I am a dollar store junkie.
It’s embarrassing but I’m committed to this writing process and need to reveal truths in my work. So there it is. I’m an idiot for dollar stores.
I think I can trace my drive to find gold for a buck to my childhood. If you don’t know me already, I am the oldest of four boys (no sisters). We were relatively poor growing up and, looking back, I am aware of my parents’ struggle to provide for us. I remember both of my parents working hard as I was growing up. Sometimes the money coming in didn’t quite cover the money that needed to go out.
After graduation, I tried college- a year at the University of Buffalo, a few semesters at Onondaga Community College- but couldn’t seem to find my stride as an adult with a career. I worked a number of jobs that would fall into the “unskilled labor” category with with appropriately low pay. I paid my (relatively modest) bills but was not remotely close to financial security.
Enlisting in the US Air Force was probably the smartest move I ever made as a young adult. I went to Basic Training at the overripe age of 25- a senior citizen, practically, compared to the 18 year-olds next to me! (One of my fellow trainees, a spry 17 year-old, had never seen the movie Stripes! I was astonished! How could someone have left for Basic without seeing that movie? What if our Training Instructor was incapacitated by a stray mortar shell? He had no clue what “boom-shacka-lacka-lacka” even meant! Inconceivable!)
The Air Force gave me a sense of purpose and direction but was doing nothing to improve my financial situation- which was OK. That wasn’t why I was there. But leaving the service at 29 with an Associates Degree in Criminal Justice, 4 years of law enforcement experience, and no real desire to continue a career in law enforcement again put me on shaky career ground. Fast forward a few years and I’ve found relative success in the Insurance industry and, for the first time in my life, some degree of financial security.
But old habits die hard- which I why I still love dollar stores.
My usual limit for an unplanned personal purchase is around $15. (I first wrote “$20” but as I was reading it back I realized that I wouldn’t normally spend $20 on myself.) I’m comfortable occasionally reaching into my pocket and laying down 15 smackeroos on myself. So my shopping tendencies skew towards the more modest end of the financial spectrum.
I think what really does it for me, though, is the idea that I’m going to find buried treasure for just one dollar. A spare cell phone charger for the car? Awesome! A set of allen wrenches? Perfect! Some kind of specialized kitchen gadget- like a left-handed nonstick oyster shucker?
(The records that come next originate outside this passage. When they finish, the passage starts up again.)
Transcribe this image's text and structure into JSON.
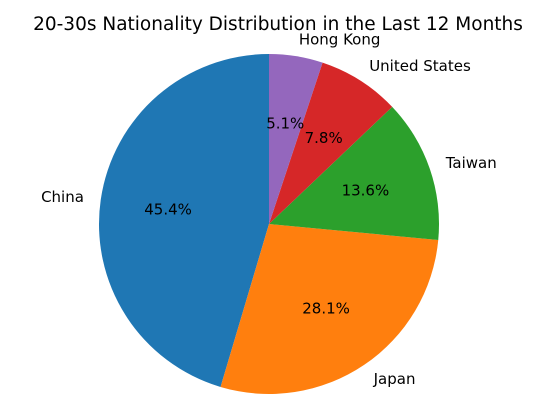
{
  "chart_data": {
    "type": "pie",
    "title": "20-30s Nationality Distribution in the Last 12 Months",
    "categories": [
      "China",
      "Japan",
      "Taiwan",
      "United States",
      "Hong Kong"
    ],
    "values": [
      45.4,
      28.1,
      13.6,
      7.8,
      5.1
    ],
    "value_labels": [
      "45.4%",
      "28.1%",
      "13.6%",
      "7.8%",
      "5.1%"
    ],
    "colors": [
      "#1f77b4",
      "#ff7f0e",
      "#2ca02c",
      "#d62728",
      "#9467bd"
    ],
    "start_angle_deg": 90,
    "direction": "counterclockwise",
    "legend": "none"
  }
}
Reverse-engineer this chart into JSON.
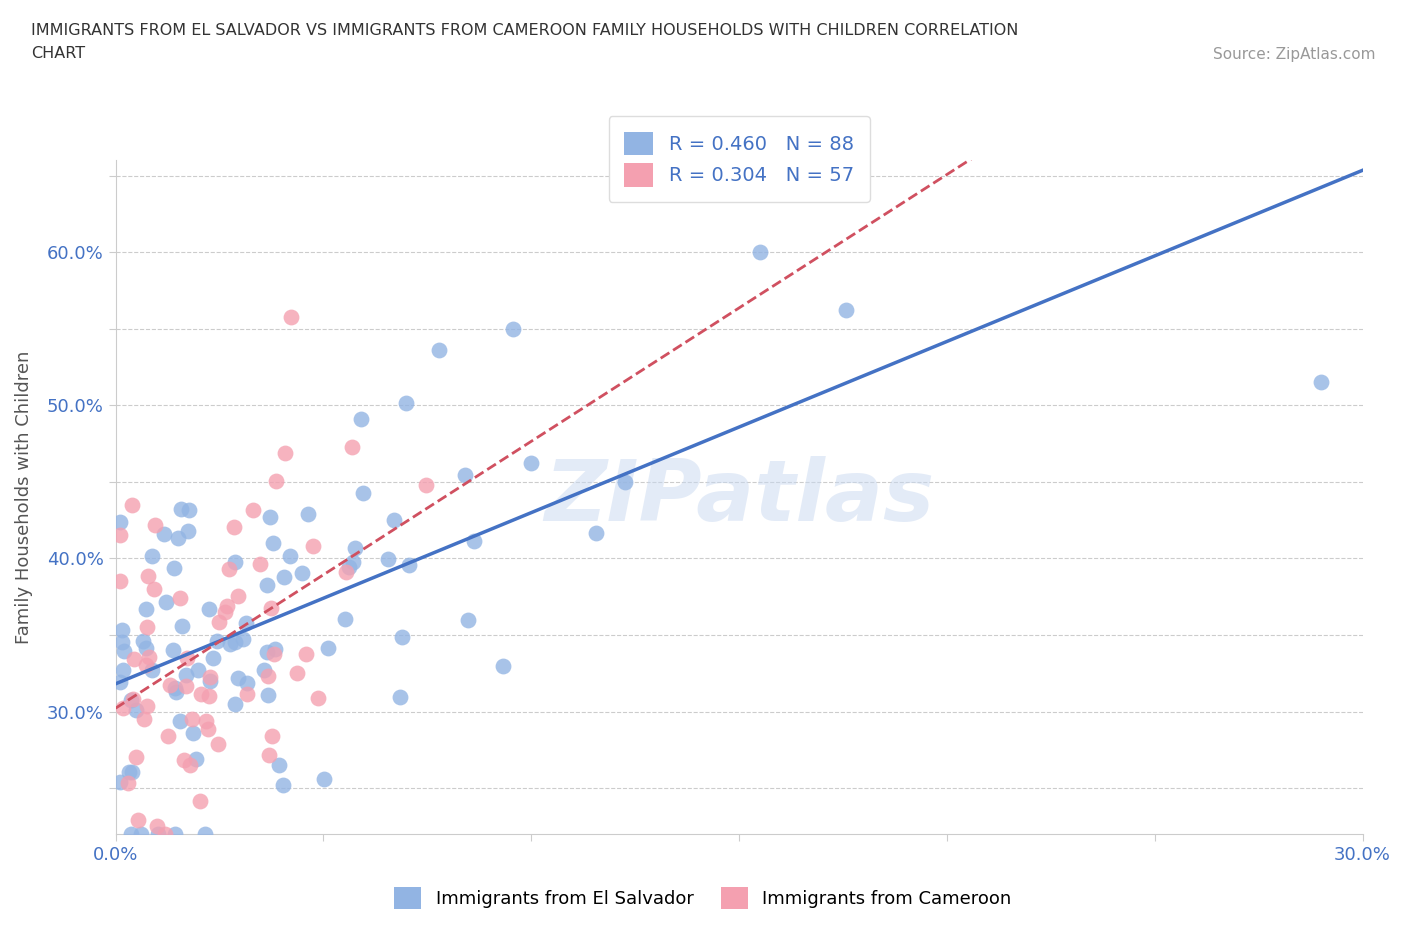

We were just saying we needed one of those!
Let’s be honest- there are some very legitimate reasons to pick up dollar store items. I’m not very mechanical and most of my odd collection of tools have been assembled for a series of specific, unconnected incidents. I need zip ties to secure my 5 year-old’s novelty license plate to his bike. I was rewiring an outlet and needed a set of lineman’s pliers. My wife wanted to hang pictures and I needed a little torpedo level. I don’t make my living off this work; I don’t need the Craftsman lifetime guarantee. I need to accomplish a specific task and maybe never use that tool again. How much was that? A dollar? Perfect!
My youngest brother, Joey, threw a white elephant party one time. As soon as he invited me, I knew exactly where I was going to buy the requisite gift- the Dollar Tree around the corner from my house. There I found the mother lode- a Lance Bass bobble-head. For one dollar! (Joey, amazingly, also knew that Lance was at the Dollar Tree. The party ended up with two Lance Bass bobble-heads floating around during the swap phase of the gifting…)
I got to thinking about this the other day as we just opened our pool in time for the Memorial Day weekend. Our two little guys- the Noodle and the Goon, ages 5 and 3, respectively- both announced that they needed goggles. Hey- sounds like a trip to the dollar store!
As expected, my old partner in thriftiness didn’t let me down. I strolled out of the store with two child’s size masks. Total cost: $2.16. I may have even been whistling a peppy little tune as I walked to the car. I returned home as the conquering hero proudly displaying the trophies from my latest conquest.
Except- the masks were crap. Either my children have ridiculously large heads or the manufacturer had never actually seen a living child. The straps for the masks were long enough- if I was comfortable cutting off the blood flow to their brains. “OK kids- you can keep the masks on as long as you can hold your breath…”
Clearly, I needed to graduate from the dollar store- at least for some of my purchases. There are times in your life when it’s OK to spend a little bit more if you have it. I’m worth what my company pays me- I’ve earned my Bachelors Degree and my MBA and I am a valuable employee. My wife and I have worked hard to build a good life for our family. I don’t need to live in fear of financial ruin. While being frugal is commendable, sometimes you also have to allow yourself to enjoy the fruits of your labor. Live a little!
So yesterday I bought them each a $3 mask from Wal-Mart! Problem solved, no?